The contributions in Pointer can be summarized as below.

- To the best of our knowledge, Pointer is the first ReRAMbased accelerator for PointNet++-based point cloud recognition. ReRAM array greatly speeds up the slow and energyhungry MLP execution during feature computation step.
- To reduce DRAM access, Pointer proposes inter-layer coordination. It schedules the next layer to fetch the results of the previous layer as soon as they are available, which allows on-chip fetching thus reduces DRAM access.
- To further reduce DRAM access, Pointer proposes intra-layer reordering. It reschedules the execution order with topology awareness, further allowing data reuse of common inputs.
- Pointer achieves 40× to 393× speedup and 22× to 163× energy efficiency over the state-of-the-art no-accuracy-loss accelerator with a similar hardware cost.

# 2 BACKGROUND AND RELATED WORK

## 2.1 PointNet++: Deep Learning on Point Clouds

PointNet++ [11] is one of the most widely-adopted point cloud recognition algorithms. It consists of multiple set-abstraction layers. As Fig. 1 shows, each set-abstraction layer will transform an input point cloud to an output point cloud with fewer points, which belong to a subset of the original input. Then this output point cloud will be the input of the next set-abstraction layer. Each setabstraction layer consists of two major stages, named point mapping and feature processing.

The point mapping stage consists of two steps, named *farthest point sampling (FPS)* and *neighbor search*. The FPS will determine which input points should remain in the output point cloud of this layer, as shown in Fig. 1. As mentioned, for the output point cloud of each layer, its points are the subset of the input point cloud. The *neighbor search* determines the neighbors of each output point by searching for the top-k nearest points of it.

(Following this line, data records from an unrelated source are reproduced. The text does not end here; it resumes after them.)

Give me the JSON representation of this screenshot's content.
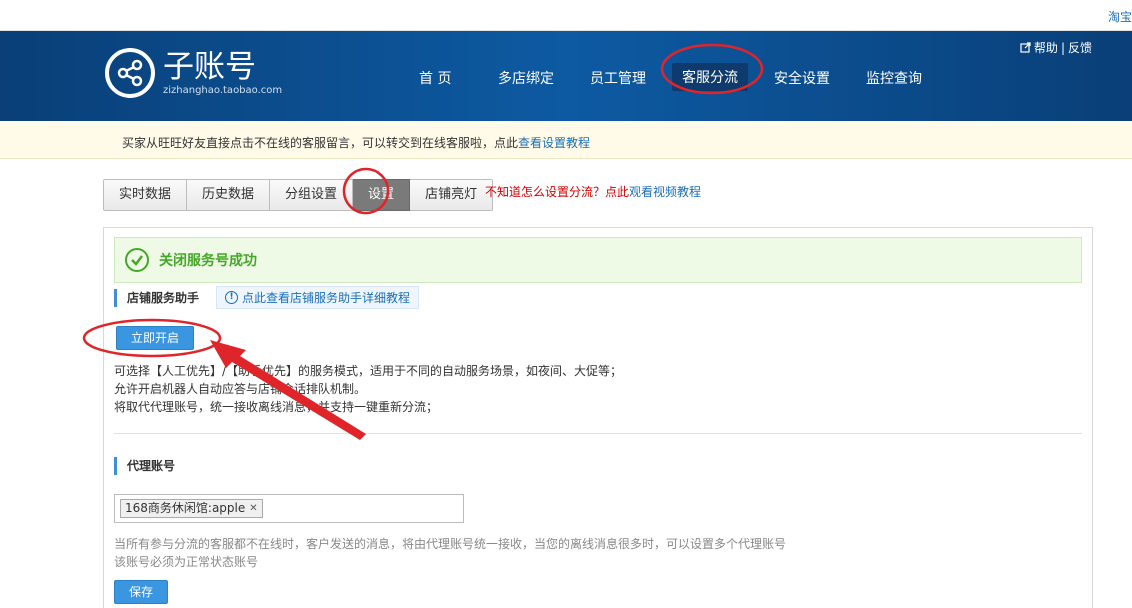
{
  "topbar": {
    "right_link": "淘宝"
  },
  "logo": {
    "title": "子账号",
    "subtitle": "zizhanghao.taobao.com"
  },
  "nav": {
    "items": [
      "首 页",
      "多店绑定",
      "员工管理",
      "客服分流",
      "安全设置",
      "监控查询"
    ],
    "active_index": 3,
    "help": "帮助",
    "feedback": "反馈",
    "separator": "|"
  },
  "notice": {
    "text": "买家从旺旺好友直接点击不在线的客服留言，可以转交到在线客服啦，点此",
    "link": "查看设置教程"
  },
  "tabs": {
    "items": [
      "实时数据",
      "历史数据",
      "分组设置",
      "设置",
      "店铺亮灯"
    ],
    "active_index": 3
  },
  "tab_hint": {
    "text": "不知道怎么设置分流？点此",
    "link": "观看视频教程"
  },
  "success_message": "关闭服务号成功",
  "store_assistant": {
    "title": "店铺服务助手",
    "help_link": "点此查看店铺服务助手详细教程",
    "enable_button": "立即开启",
    "desc_lines": [
      "可选择【人工优先】/【助手优先】的服务模式，适用于不同的自动服务场景，如夜间、大促等；",
      "允许开启机器人自动应答与店铺会话排队机制。",
      "将取代代理账号，统一接收离线消息，并支持一键重新分流；"
    ]
  },
  "agent_account": {
    "title": "代理账号",
    "tag": "168商务休闲馆:apple",
    "tag_remove": "✕",
    "note_lines": [
      "当所有参与分流的客服都不在线时，客户发送的消息，将由代理账号统一接收，当您的离线消息很多时，可以设置多个代理账号",
      "该账号必须为正常状态账号"
    ],
    "save_button": "保存"
  },
  "annotation_color": "#e0252a",
  "colors": {
    "header": "#0d5aa2",
    "primary_button": "#3a96e0",
    "success": "#44a827",
    "link": "#1a6fb7",
    "warning": "#d40000"
  }
}
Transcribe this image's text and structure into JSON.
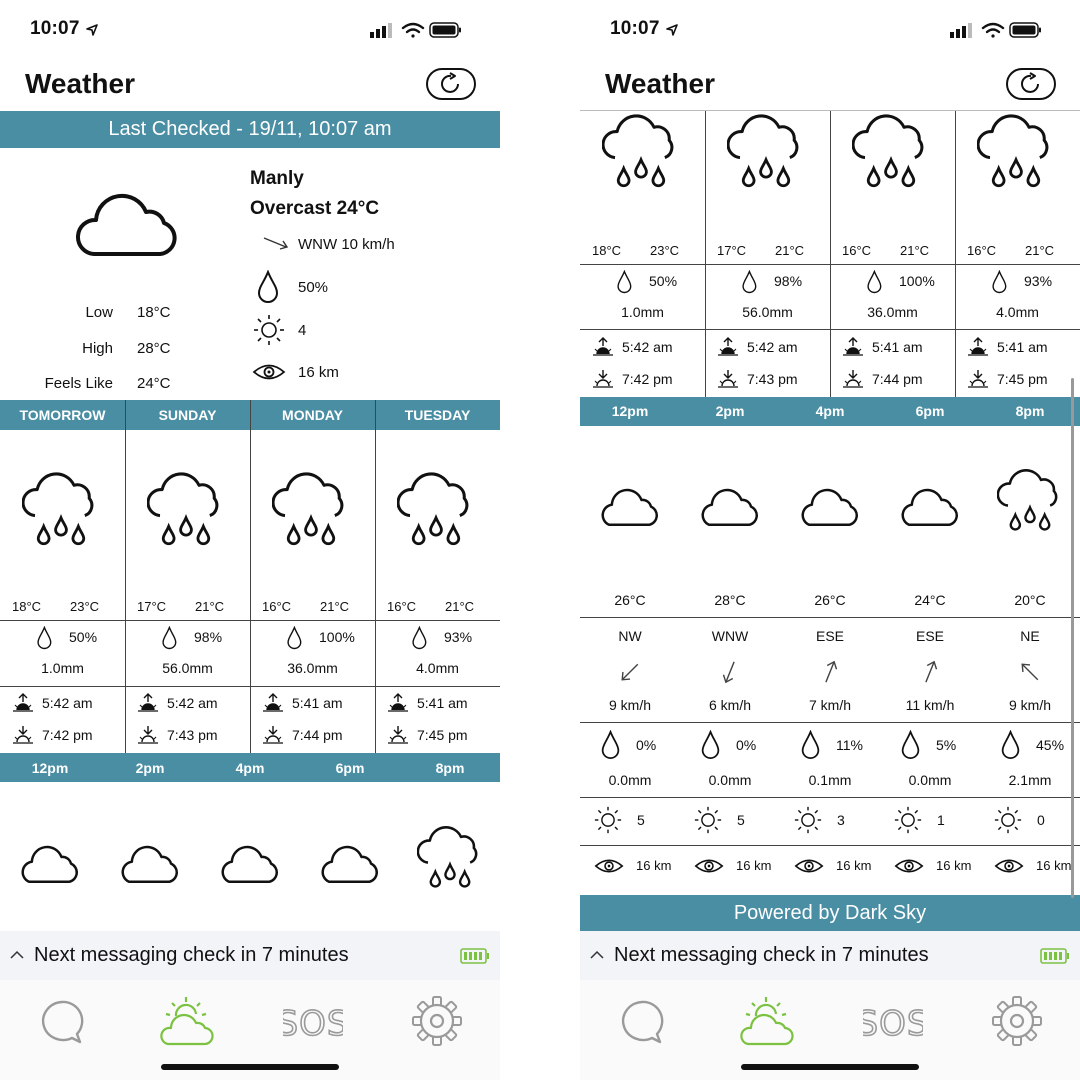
{
  "status": {
    "time": "10:07"
  },
  "header": {
    "title": "Weather"
  },
  "last_checked": "Last Checked - 19/11, 10:07 am",
  "current": {
    "location": "Manly",
    "condition": "Overcast 24°C",
    "wind": "WNW 10 km/h",
    "precip": "50%",
    "uv": "4",
    "visibility": "16 km",
    "low_label": "Low",
    "low": "18°C",
    "high_label": "High",
    "high": "28°C",
    "feels_label": "Feels Like",
    "feels": "24°C"
  },
  "days": [
    {
      "name": "TOMORROW",
      "low": "18°C",
      "high": "23°C",
      "precip": "50%",
      "amount": "1.0mm",
      "sunrise": "5:42 am",
      "sunset": "7:42 pm"
    },
    {
      "name": "SUNDAY",
      "low": "17°C",
      "high": "21°C",
      "precip": "98%",
      "amount": "56.0mm",
      "sunrise": "5:42 am",
      "sunset": "7:43 pm"
    },
    {
      "name": "MONDAY",
      "low": "16°C",
      "high": "21°C",
      "precip": "100%",
      "amount": "36.0mm",
      "sunrise": "5:41 am",
      "sunset": "7:44 pm"
    },
    {
      "name": "TUESDAY",
      "low": "16°C",
      "high": "21°C",
      "precip": "93%",
      "amount": "4.0mm",
      "sunrise": "5:41 am",
      "sunset": "7:45 pm"
    }
  ],
  "hours": [
    {
      "time": "12pm",
      "icon": "cloud-icon",
      "temp": "26°C",
      "wind_dir": "NW",
      "wind_speed": "9 km/h",
      "precip": "0%",
      "amount": "0.0mm",
      "uv": "5",
      "visibility": "16 km"
    },
    {
      "time": "2pm",
      "icon": "cloud-icon",
      "temp": "28°C",
      "wind_dir": "WNW",
      "wind_speed": "6 km/h",
      "precip": "0%",
      "amount": "0.0mm",
      "uv": "5",
      "visibility": "16 km"
    },
    {
      "time": "4pm",
      "icon": "cloud-icon",
      "temp": "26°C",
      "wind_dir": "ESE",
      "wind_speed": "7 km/h",
      "precip": "11%",
      "amount": "0.1mm",
      "uv": "3",
      "visibility": "16 km"
    },
    {
      "time": "6pm",
      "icon": "cloud-icon",
      "temp": "24°C",
      "wind_dir": "ESE",
      "wind_speed": "11 km/h",
      "precip": "5%",
      "amount": "0.0mm",
      "uv": "1",
      "visibility": "16 km"
    },
    {
      "time": "8pm",
      "icon": "rain-cloud-icon",
      "temp": "20°C",
      "wind_dir": "NE",
      "wind_speed": "9 km/h",
      "precip": "45%",
      "amount": "2.1mm",
      "uv": "0",
      "visibility": "16 km"
    }
  ],
  "powered_by": "Powered by Dark Sky",
  "messaging": "Next messaging check in 7 minutes",
  "tabs": [
    {
      "name": "chat-icon",
      "color": "#9a9a9a"
    },
    {
      "name": "weather-icon",
      "color": "#7cc242",
      "active": true
    },
    {
      "name": "sos-icon",
      "label": "SOS",
      "color": "#9a9a9a"
    },
    {
      "name": "gear-icon",
      "color": "#9a9a9a"
    }
  ],
  "colors": {
    "band": "#4a8ea4",
    "battery": "#7cc242",
    "inactive_tab": "#9a9a9a"
  }
}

The feature processing stage consists of three steps, named aggregation, feature computation, and reduction. We use a point  $P_i$ as an example, assuming it is selected to remain in the output cloud point. We denote its feature vector as  $F_i$  and its neighboring points as  $P_j$  with feature vector  $F_j$ . The aggregation stage first calculates the "difference"  $\mathcal{D}(F_i, F_j)$  between feature vector of  $P_i$ and each of its neighbors. Then at the feature computation stage, an multi-layer perceptron (MLP)  $\mathcal{M}$  is applied on  $\mathcal{D}(F_i, F_j)$  to generate  $\mathcal{M}(\mathcal{D}(F_i, F_j))$ . Then all of the  $\mathcal{M}(\mathcal{D}(F_i, F_j))$  corresponding to all neighbors  $P_j$  are reduced by maximum pooling, generating the output feature vector  $F_i^{out}$  for point  $P_i$ .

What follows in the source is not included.